We are committed to maintaining and improving the ecology of our vineyard. As such, we apply sustainable winegrowing practices including soil management, integrated pest management, water management/conservation and energy conservation. We utilize cover crops, organic soil amendments, integrated pest management. We use the positive point system developed by the Central Coast Vineyards Team to continuously improve our sustainable wine growing practices.
We employ a two-part program for natural habitat conservation and restoration: the first part includes quail, kestrel, red-tail hawk and barn owl. We have also have regular sightings of golden eagles around the property.
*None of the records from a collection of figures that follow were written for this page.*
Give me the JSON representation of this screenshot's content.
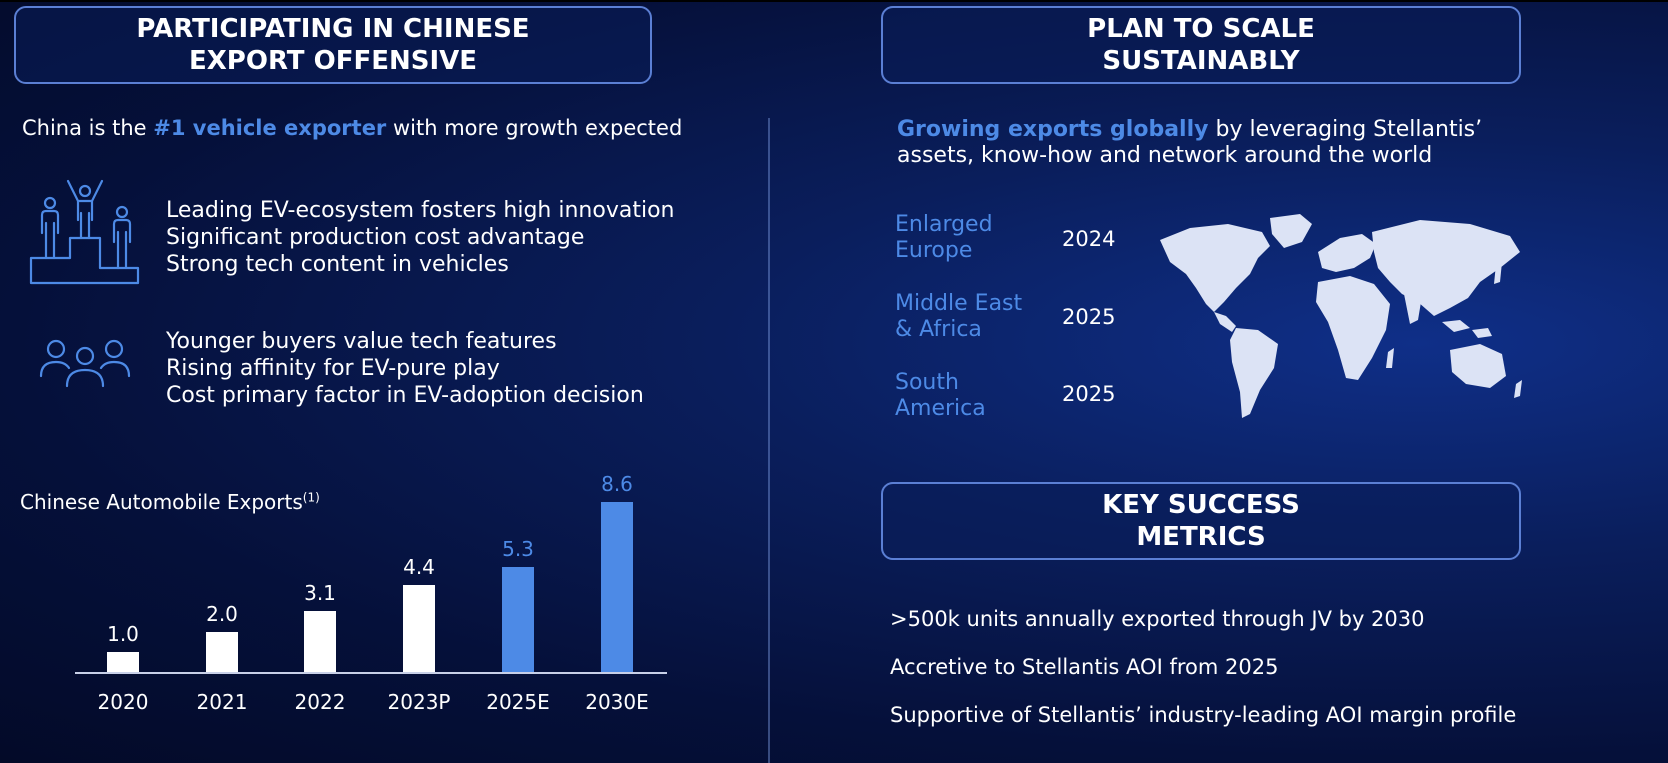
{
  "left_panel": {
    "header_line1": "PARTICIPATING IN CHINESE",
    "header_line2": "EXPORT OFFENSIVE",
    "intro_prefix": "China is the ",
    "intro_highlight": "#1 vehicle exporter",
    "intro_suffix": " with more growth expected",
    "group1": {
      "icon": "podium-icon",
      "items": [
        "Leading EV-ecosystem fosters high innovation",
        "Significant production cost advantage",
        "Strong tech content in vehicles"
      ]
    },
    "group2": {
      "icon": "people-group-icon",
      "items": [
        "Younger buyers value tech features",
        "Rising affinity for EV-pure play",
        "Cost primary factor in EV-adoption decision"
      ]
    }
  },
  "chart_data": {
    "type": "bar",
    "title": "Chinese Automobile Exports",
    "title_footnote": "(1)",
    "categories": [
      "2020",
      "2021",
      "2022",
      "2023P",
      "2025E",
      "2030E"
    ],
    "values": [
      1.0,
      2.0,
      3.1,
      4.4,
      5.3,
      8.6
    ],
    "value_labels": [
      "1.0",
      "2.0",
      "3.1",
      "4.4",
      "5.3",
      "8.6"
    ],
    "bar_colors": [
      "#ffffff",
      "#ffffff",
      "#ffffff",
      "#ffffff",
      "#4d8ae6",
      "#4d8ae6"
    ],
    "label_colors": [
      "#ffffff",
      "#ffffff",
      "#ffffff",
      "#ffffff",
      "#4d8ae6",
      "#4d8ae6"
    ],
    "grid": false,
    "ylim": [
      0,
      9
    ]
  },
  "right_panel": {
    "header_line1": "PLAN TO SCALE",
    "header_line2": "SUSTAINABLY",
    "intro_highlight": "Growing exports globally",
    "intro_rest_line1": " by leveraging Stellantis’",
    "intro_line2": "assets, know-how and network around the world",
    "regions": [
      {
        "line1": "Enlarged",
        "line2": "Europe",
        "year": "2024"
      },
      {
        "line1": "Middle East",
        "line2": "& Africa",
        "year": "2025"
      },
      {
        "line1": "South",
        "line2": "America",
        "year": "2025"
      }
    ],
    "map_icon": "world-map-icon",
    "metrics_header_line1": "KEY SUCCESS",
    "metrics_header_line2": "METRICS",
    "metrics": [
      ">500k units annually exported through JV by 2030",
      "Accretive to Stellantis AOI from 2025",
      "Supportive of Stellantis’ industry-leading AOI margin profile"
    ]
  },
  "colors": {
    "accent": "#4d8ae6",
    "background": "#06123f",
    "box_border": "#5b7fd4",
    "map": "#dce3f5"
  }
}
The second part involves a long-term project for fish habitat restoration in our two boundary creeks running to Pismo Beach. We have also formed a watershed group composed of concerned landowners within Edna Valley and Pismo Beach. Our fish habitat restoration program includes erosion control, re-vegetation, shading, riparians repairs, bio-engineering alternatives, ground water percolation improvements. We are working closely with the Natural Resources and Conservation Services, Department of Fish and Game, Water Resources Control Board, Army Corp of Engineers, National Marine Fisheries, and the Central Coast Salmon Enhancement society to name a few.
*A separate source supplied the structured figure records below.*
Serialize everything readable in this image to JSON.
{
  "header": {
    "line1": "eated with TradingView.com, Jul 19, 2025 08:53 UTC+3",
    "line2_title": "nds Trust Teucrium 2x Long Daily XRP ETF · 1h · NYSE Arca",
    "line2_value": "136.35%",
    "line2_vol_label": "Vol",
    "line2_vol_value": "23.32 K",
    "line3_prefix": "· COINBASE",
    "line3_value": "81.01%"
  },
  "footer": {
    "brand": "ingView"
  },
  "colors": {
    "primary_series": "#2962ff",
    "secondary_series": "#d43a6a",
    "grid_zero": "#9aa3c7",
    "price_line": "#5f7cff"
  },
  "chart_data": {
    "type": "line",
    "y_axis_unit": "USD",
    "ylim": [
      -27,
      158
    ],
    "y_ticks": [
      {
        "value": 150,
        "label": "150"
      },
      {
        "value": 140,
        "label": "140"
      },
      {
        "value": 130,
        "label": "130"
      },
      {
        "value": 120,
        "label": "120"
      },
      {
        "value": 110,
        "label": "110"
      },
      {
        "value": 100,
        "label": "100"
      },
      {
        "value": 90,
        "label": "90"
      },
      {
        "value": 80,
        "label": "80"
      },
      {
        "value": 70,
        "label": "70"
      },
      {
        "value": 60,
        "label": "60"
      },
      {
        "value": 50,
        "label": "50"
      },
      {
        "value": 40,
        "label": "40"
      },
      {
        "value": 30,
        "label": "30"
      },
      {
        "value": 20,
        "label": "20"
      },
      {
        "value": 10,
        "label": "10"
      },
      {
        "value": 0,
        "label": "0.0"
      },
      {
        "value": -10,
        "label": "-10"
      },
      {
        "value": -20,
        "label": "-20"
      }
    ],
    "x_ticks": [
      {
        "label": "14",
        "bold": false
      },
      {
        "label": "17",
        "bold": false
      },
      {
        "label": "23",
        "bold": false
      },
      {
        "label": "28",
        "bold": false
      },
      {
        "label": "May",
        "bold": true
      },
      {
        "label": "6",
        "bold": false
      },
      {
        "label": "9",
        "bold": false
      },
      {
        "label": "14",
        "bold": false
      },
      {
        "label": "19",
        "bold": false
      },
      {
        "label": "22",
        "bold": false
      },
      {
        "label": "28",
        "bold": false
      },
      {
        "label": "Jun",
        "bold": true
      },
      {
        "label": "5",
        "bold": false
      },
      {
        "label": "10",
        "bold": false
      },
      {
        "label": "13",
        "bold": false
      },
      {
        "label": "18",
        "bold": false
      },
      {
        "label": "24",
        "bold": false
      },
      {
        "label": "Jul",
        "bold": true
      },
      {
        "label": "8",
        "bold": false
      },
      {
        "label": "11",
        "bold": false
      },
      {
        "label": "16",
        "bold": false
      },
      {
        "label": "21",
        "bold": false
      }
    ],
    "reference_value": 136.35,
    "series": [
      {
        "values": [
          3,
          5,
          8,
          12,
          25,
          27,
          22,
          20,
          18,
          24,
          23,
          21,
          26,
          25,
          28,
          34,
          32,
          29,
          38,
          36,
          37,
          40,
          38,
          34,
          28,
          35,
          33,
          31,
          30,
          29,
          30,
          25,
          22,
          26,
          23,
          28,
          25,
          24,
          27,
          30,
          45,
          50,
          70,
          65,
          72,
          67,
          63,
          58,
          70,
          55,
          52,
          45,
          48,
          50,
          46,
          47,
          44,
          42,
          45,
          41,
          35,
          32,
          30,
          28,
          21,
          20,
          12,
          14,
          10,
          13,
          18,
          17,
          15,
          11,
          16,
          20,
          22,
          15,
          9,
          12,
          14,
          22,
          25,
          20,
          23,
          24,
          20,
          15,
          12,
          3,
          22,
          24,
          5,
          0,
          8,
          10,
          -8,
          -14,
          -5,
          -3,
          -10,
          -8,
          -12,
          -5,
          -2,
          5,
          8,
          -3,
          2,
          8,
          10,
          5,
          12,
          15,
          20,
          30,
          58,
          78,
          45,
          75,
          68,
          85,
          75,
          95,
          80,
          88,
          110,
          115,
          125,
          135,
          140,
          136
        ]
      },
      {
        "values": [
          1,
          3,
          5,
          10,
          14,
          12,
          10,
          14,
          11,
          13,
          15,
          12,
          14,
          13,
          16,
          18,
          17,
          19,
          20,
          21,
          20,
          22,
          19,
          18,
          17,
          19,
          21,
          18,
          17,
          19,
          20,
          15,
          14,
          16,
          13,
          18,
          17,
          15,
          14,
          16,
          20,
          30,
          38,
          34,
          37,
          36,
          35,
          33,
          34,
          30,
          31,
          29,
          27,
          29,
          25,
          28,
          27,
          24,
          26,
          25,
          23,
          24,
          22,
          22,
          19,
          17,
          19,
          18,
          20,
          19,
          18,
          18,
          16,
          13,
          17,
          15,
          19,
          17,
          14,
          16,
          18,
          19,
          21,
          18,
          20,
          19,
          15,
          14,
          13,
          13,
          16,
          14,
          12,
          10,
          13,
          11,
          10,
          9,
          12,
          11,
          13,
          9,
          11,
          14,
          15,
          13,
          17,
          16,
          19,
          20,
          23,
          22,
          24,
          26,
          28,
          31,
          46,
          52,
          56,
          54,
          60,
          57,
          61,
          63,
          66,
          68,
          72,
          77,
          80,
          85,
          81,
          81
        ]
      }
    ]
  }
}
In colaboration with the San Luis Obispo Turtle Society and Dept. of Fish and Game, our pond is used as a refuge habitat project for California native pond turtles.
We support new research projects benefiting the environment by volunteering our vineyard as a testing station for projects such as "Beneficial Insect Release" in cooperation with UC Davis and Cal Poly. We have a beta site for a new type of electronic soil moisture sensors downloadable in the vineyard by a laptop computer. We are a biodynamic research site for the Central Coast Vineyards Team as part of a State research grant to reduce dependency on herbicides and pesticides.